Ни на что они не похожи, ощущения тонущего, ведь это не просто боль, это обескураженность от нахождения в совершенно чуждой среде. Мозг продолжает считать, что хоть воздух-то еще остался — воздух ведь всегда есть, при любых обстоятельствах. Вдох — даже не потребность; это основной инстинкт, и требуется усилие воли, чтоб не поддаться ему. Если бы я просто свалился с моста, я бы, пока летел, сообразил бы, куда лечу и как себя вести, как выкарабкиваться. Была бы ясная ситуация: мост, перила, кувырок, несколько мгновений в воздушной среде, вода внизу. Но было иначе. Было словно я сиганул в окно — а там вода. Сразу и много. Без предупреждения. Я пытался дышать. Помню, как я вопил о вдохе, но еще лучше помню ответ — жгучую боль вбираемой воды. Я отреагировал на эту агонию более глубоким вдохом — и получил новую порцию. Все-таки я умудрился успокоить мысли, я заставил себя понять, что рывки и метания лишь приблизят финал. И тогда-то, усмирив тело, я заметил: с одной стороны вода светится, с другой она темна. Я сообразил: где тьма — там дно, где свечение — там, наверно, спасение. Я заработал ногами, я простер руки к свету и наконец, кашляя водой, вынырнул.
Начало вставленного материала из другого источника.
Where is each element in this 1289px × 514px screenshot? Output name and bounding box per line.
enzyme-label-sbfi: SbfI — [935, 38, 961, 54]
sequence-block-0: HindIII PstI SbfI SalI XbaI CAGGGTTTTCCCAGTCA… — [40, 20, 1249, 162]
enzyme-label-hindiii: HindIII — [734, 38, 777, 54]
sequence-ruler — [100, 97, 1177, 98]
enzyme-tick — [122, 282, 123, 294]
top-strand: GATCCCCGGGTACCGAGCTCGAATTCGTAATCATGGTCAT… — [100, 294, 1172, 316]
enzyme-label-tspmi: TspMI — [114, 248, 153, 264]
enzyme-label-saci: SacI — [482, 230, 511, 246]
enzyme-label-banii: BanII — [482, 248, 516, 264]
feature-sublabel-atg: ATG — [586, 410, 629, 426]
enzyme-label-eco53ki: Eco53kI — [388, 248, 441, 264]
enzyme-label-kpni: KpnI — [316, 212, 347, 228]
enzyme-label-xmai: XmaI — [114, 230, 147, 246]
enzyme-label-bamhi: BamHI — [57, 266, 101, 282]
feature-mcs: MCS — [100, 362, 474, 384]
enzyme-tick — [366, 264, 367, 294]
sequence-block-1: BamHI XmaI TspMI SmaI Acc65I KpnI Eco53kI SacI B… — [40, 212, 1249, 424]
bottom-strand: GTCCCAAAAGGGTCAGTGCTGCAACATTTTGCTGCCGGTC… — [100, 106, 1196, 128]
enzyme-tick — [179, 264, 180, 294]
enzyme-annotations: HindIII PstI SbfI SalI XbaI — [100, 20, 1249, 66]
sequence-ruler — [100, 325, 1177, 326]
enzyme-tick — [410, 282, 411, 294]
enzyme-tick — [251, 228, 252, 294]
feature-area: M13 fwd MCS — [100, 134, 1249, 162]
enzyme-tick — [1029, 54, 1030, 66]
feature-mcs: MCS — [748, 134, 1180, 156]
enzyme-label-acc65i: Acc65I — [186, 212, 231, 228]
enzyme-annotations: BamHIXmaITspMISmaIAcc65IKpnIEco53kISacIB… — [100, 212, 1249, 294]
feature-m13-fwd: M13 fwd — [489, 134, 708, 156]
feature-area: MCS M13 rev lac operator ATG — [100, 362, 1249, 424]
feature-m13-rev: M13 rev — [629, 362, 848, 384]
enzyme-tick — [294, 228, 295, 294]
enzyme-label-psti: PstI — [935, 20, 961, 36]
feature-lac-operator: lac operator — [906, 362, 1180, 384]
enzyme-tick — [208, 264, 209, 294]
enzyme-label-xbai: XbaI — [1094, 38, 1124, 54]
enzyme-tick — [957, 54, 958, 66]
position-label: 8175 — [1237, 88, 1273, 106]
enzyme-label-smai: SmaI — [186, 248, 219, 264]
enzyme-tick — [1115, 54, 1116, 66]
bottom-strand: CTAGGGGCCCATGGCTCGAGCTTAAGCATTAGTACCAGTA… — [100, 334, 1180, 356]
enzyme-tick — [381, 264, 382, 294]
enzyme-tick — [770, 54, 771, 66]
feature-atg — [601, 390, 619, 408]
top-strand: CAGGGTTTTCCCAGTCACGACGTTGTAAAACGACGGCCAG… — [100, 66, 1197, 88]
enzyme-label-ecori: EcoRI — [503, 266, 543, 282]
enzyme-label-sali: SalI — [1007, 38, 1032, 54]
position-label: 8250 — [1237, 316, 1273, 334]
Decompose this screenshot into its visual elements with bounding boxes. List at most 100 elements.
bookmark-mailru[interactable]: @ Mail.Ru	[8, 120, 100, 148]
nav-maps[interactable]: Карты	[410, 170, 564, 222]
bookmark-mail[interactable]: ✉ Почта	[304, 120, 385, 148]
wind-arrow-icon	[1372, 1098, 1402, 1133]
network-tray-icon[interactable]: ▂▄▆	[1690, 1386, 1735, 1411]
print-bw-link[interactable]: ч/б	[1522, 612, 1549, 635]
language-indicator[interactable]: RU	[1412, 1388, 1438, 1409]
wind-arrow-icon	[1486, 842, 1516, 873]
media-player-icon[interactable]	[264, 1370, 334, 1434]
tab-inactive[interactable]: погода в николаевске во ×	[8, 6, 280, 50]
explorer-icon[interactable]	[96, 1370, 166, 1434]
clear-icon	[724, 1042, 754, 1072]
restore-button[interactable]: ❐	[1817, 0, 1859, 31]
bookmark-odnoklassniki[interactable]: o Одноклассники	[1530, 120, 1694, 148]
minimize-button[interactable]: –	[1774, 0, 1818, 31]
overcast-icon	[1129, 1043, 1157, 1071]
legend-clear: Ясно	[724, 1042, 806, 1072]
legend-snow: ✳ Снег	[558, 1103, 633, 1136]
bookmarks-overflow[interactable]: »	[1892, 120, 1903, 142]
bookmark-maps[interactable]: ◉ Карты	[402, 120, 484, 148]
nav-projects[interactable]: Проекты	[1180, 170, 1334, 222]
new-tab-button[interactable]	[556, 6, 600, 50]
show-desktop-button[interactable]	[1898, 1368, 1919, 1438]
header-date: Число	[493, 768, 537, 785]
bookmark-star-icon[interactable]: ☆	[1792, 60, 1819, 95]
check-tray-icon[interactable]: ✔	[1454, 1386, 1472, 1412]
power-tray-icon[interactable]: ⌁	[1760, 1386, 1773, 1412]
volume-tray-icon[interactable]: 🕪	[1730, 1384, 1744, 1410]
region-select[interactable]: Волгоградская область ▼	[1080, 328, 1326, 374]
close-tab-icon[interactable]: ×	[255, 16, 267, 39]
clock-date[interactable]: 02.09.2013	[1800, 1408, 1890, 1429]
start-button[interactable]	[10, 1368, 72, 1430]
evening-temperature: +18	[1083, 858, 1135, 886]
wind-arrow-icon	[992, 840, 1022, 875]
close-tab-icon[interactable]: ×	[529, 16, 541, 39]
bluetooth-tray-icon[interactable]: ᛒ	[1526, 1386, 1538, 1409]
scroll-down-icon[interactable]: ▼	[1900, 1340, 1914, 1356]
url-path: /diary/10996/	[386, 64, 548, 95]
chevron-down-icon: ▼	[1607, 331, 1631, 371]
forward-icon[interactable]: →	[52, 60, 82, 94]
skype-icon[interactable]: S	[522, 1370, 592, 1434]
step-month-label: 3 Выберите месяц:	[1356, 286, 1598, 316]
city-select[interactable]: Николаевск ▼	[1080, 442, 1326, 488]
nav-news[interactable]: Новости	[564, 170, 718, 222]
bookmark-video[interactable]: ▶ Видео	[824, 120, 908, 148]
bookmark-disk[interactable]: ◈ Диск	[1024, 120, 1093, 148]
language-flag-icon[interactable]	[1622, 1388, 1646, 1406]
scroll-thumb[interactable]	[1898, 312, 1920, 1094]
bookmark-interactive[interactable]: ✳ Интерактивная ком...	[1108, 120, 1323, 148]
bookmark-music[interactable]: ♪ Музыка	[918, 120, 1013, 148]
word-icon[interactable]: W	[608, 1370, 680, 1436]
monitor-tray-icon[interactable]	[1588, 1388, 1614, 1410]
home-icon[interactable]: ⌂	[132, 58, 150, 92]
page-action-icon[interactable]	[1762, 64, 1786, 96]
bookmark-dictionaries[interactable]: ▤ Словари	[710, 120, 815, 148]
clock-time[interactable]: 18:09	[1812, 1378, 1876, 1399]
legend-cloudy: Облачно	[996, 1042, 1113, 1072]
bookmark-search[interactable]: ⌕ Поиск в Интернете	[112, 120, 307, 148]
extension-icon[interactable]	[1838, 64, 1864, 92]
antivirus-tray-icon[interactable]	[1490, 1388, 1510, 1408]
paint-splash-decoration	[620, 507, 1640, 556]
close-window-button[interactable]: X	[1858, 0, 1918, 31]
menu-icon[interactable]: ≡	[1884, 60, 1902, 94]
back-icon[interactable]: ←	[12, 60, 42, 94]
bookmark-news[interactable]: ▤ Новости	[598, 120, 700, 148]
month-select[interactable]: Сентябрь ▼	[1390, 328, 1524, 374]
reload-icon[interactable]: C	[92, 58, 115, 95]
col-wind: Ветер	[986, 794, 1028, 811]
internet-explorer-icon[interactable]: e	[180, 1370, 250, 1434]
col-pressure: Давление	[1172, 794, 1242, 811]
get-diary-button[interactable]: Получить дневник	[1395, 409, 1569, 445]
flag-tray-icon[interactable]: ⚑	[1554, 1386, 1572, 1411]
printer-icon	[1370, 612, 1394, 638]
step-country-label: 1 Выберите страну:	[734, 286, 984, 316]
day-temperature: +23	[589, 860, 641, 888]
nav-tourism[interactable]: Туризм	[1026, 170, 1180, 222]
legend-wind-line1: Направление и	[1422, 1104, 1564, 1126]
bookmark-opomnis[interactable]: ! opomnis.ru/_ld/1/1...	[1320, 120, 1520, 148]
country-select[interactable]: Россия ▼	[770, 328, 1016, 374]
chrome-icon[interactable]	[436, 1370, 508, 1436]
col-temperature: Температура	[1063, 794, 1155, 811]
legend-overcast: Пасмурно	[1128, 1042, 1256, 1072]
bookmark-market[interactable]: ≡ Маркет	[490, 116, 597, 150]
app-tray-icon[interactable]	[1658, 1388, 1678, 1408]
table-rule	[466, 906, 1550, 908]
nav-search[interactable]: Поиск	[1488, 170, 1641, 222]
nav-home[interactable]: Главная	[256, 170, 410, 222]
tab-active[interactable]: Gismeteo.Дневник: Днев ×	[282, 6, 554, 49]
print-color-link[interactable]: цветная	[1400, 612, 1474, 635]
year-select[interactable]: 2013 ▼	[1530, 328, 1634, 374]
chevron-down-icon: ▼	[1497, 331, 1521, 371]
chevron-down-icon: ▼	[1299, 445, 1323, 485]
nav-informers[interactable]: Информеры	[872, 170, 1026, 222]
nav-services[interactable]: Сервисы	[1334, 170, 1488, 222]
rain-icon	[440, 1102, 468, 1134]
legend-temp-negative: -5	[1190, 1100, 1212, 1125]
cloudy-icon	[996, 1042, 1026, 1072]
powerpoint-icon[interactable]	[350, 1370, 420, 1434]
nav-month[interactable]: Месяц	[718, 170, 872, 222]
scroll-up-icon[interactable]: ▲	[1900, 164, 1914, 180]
Я взломал водную поверхность, и мне открылась диорама верхнего мира: картонные тучи на невидимых нитях, красное солнце, прикнопленное непосредственно под ними, низко-низко; холмы и пыль на нечесаной траве. До каменного моста — господи боже мой! — было не меньше полумили.

Казалось, мост мчится прочь галопом, но, конечно, это уносило течением меня самого. Я стал загребать к берегу — не под прямым углом, а наискось. Течение не пускало, а может, имел место водоворот. Женщины, столь бездумно выкупленной Мэйнардом на одну ночь, нигде не было видно. Впрочем, мысли об ее участи прервал сам Мэйнард. Он, по обыкновению, заявил о себе воплями; он расставался с жизнью точно в той же манере, в какой по жизни шел. Мэйнард вдруг оказался совсем рядом. Беспорядочные отчаянные движения позволили ему вынырнуть на секунду, издать крик; затем он скрылся под водой. Еще через пару мгновений он показался снова, стал отплевываться и кашлять.

— Хай, помоги!

Хорошенькое дело! Я сам держусь за соломинку, где мне спасать других! Я учил Мэйнарда плавать, но мои наставления он воспринимал так же, как все прочие наставления, — слушал вполуха, не старался ни запомнить, ни повторить, лютовал, когда не получалось с первого раза, и бросал попытки, не потрудившись попробовать снова. Сейчас для меня очевидно: Мэйнарда убил институт рабства. Рабство как явление не дало ему вырасти из детских штанишек. Вот почему, оказавшись в воде — стихии, где человеческие законы не действуют, — Мэйнард погиб за считаные минуты. Прежде я его оберегал. Унижался перед Чарлзом Ли, в частности; целый спектакль разыграл. Если б не я, Мэйнард был бы тогда застрелен. Я же по особой просьбе нашего отца бессчетное число раз удерживал Мэйнарда во время приступов ярости. Я одевал его каждое утро, я укладывал его спать каждый вечер, и не кто иной, как я, сейчас пытался выплыть — из пучины, из череды событий, ввергших меня в эту пучину. И я же сейчас отчаянно давил в себе этот инстинкт — метнуться по первому хозяйскому зову, забыть, что сил нет на собственное спасение.